Currently, the AoV in food delivery hovers around Rs 400, which has increased significantly compared to pre-Covid era, according to HSBC. But due to high delivery cost and expenses incurred on discounts and marketing, profitable growth is still doubtful.

“Food delivery companies are exploring the option of maximising returns from their fixed investments. Given the thin margins on food deliveries, cloud kitchens do possess great potential to become a huge margin booster. (However) going forward, it is crucial that food companies understand the complexity of operations and work on core levers to drive efficiencies whilst ensuring safe, on-time and a  quality experience in deliveries. Every foodtech startup wants to put their strategy into reality. The ones which will succeed are the ones which have the consumers at the centre of their strategy,” said Harsha Razdan, partner and head, consumer markets and internet business, KPMG India.

But with a second wave of Covid cases hitting India hard, the supply of delivery workers is a challenge for Zomato, Swiggy and Dunzo. As the migrant workforce has begun travelling back home fearing another lockdown, there could be unforeseen expenses for these companies. 
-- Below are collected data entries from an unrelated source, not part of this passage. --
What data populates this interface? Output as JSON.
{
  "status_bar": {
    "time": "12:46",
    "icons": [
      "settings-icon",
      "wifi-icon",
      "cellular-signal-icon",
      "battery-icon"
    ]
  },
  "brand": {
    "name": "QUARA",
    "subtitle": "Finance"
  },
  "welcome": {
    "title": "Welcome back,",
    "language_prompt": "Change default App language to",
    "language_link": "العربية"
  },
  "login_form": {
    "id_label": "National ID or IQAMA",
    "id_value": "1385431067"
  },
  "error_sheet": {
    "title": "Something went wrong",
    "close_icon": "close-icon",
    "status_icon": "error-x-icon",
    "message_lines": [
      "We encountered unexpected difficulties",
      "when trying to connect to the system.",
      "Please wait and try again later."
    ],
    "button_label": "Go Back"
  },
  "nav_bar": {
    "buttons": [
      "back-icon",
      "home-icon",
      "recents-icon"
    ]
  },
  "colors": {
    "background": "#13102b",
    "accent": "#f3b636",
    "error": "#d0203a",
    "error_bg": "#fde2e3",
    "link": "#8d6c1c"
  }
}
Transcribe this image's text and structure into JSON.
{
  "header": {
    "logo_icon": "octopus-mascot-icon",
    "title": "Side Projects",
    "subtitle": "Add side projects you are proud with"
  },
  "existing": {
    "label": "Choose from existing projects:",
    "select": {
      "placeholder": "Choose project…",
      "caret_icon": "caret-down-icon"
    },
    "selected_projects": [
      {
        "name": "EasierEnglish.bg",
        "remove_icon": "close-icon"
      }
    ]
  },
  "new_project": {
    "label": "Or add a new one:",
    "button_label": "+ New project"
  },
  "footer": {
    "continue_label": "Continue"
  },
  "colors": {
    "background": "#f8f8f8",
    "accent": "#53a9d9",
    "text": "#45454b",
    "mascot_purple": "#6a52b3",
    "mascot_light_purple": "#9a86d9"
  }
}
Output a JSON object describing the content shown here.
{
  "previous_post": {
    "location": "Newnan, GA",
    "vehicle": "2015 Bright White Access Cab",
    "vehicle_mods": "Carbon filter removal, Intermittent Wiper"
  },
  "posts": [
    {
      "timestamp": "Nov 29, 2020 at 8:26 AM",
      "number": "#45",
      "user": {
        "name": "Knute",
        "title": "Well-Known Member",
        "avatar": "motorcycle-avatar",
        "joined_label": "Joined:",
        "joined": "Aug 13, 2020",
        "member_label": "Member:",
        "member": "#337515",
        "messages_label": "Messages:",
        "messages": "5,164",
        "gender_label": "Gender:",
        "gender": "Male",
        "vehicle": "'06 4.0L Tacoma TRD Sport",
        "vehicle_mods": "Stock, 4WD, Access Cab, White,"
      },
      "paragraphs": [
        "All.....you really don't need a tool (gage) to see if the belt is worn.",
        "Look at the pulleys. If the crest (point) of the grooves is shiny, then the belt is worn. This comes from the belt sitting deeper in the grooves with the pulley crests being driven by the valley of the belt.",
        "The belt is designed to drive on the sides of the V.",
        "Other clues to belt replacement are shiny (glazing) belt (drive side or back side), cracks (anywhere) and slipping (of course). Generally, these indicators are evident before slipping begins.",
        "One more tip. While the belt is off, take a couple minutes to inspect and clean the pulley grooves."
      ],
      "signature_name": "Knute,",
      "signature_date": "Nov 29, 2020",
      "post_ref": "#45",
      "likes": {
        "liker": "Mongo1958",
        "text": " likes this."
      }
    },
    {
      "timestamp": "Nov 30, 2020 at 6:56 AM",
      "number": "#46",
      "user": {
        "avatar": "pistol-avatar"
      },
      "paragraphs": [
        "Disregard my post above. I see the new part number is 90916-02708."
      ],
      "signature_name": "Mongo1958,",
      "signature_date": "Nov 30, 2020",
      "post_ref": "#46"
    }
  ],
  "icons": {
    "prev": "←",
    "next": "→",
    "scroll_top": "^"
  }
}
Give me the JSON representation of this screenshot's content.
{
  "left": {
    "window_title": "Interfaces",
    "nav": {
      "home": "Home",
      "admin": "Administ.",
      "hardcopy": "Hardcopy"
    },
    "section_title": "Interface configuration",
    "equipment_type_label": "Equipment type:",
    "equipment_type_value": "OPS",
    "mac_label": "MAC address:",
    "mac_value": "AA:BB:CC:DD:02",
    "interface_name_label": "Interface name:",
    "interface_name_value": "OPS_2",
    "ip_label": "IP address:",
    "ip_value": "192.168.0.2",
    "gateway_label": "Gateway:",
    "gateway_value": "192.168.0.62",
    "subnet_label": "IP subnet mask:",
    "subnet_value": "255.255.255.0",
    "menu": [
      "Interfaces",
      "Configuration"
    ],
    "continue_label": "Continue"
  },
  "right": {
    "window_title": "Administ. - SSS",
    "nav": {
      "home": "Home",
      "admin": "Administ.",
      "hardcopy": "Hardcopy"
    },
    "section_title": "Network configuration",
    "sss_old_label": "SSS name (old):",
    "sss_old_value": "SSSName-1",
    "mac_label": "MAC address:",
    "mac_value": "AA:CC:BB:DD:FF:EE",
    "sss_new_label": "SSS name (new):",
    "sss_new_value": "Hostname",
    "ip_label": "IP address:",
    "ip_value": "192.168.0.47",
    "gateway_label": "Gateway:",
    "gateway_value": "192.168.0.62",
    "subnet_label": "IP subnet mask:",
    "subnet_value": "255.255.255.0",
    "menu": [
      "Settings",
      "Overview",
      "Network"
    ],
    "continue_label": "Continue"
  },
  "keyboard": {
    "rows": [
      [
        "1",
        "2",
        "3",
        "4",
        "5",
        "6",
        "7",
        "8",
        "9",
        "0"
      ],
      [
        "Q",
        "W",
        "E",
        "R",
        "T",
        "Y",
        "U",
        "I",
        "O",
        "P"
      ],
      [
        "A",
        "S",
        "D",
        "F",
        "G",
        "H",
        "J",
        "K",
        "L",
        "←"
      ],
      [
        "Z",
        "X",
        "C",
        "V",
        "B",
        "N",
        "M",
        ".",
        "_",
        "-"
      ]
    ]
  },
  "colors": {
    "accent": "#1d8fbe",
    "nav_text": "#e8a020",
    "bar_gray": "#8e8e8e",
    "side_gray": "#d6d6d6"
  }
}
Although it is difficult to predict when food delivery companies may turn profits, the success story of ecommerce giants Flipkart and Amazon shows some promise. After burning through nearly $6.1 Bn in investor money between 2007 and 2018, Flipkart not only built a large ecommerce consumer base, but also a sophisticated supply chain operation that trickles down to the last-mile. With coverage in more than 600 cities, food delivery startups including Swiggy, Zomato, and Dunzo are now looking to replicate the same ecommerce journey but at a hyperlocal level. 

The two survivors of the foodtech story in India — Swiggy and Zomato — now find themselves in a less competitive market, but with very little scope for improved monetisation in food delivery. So the next five years for foodtech in India will be about how players revamp themselves, reimagine their models and utilise their last-mile network to capture a bigger piece of the pie.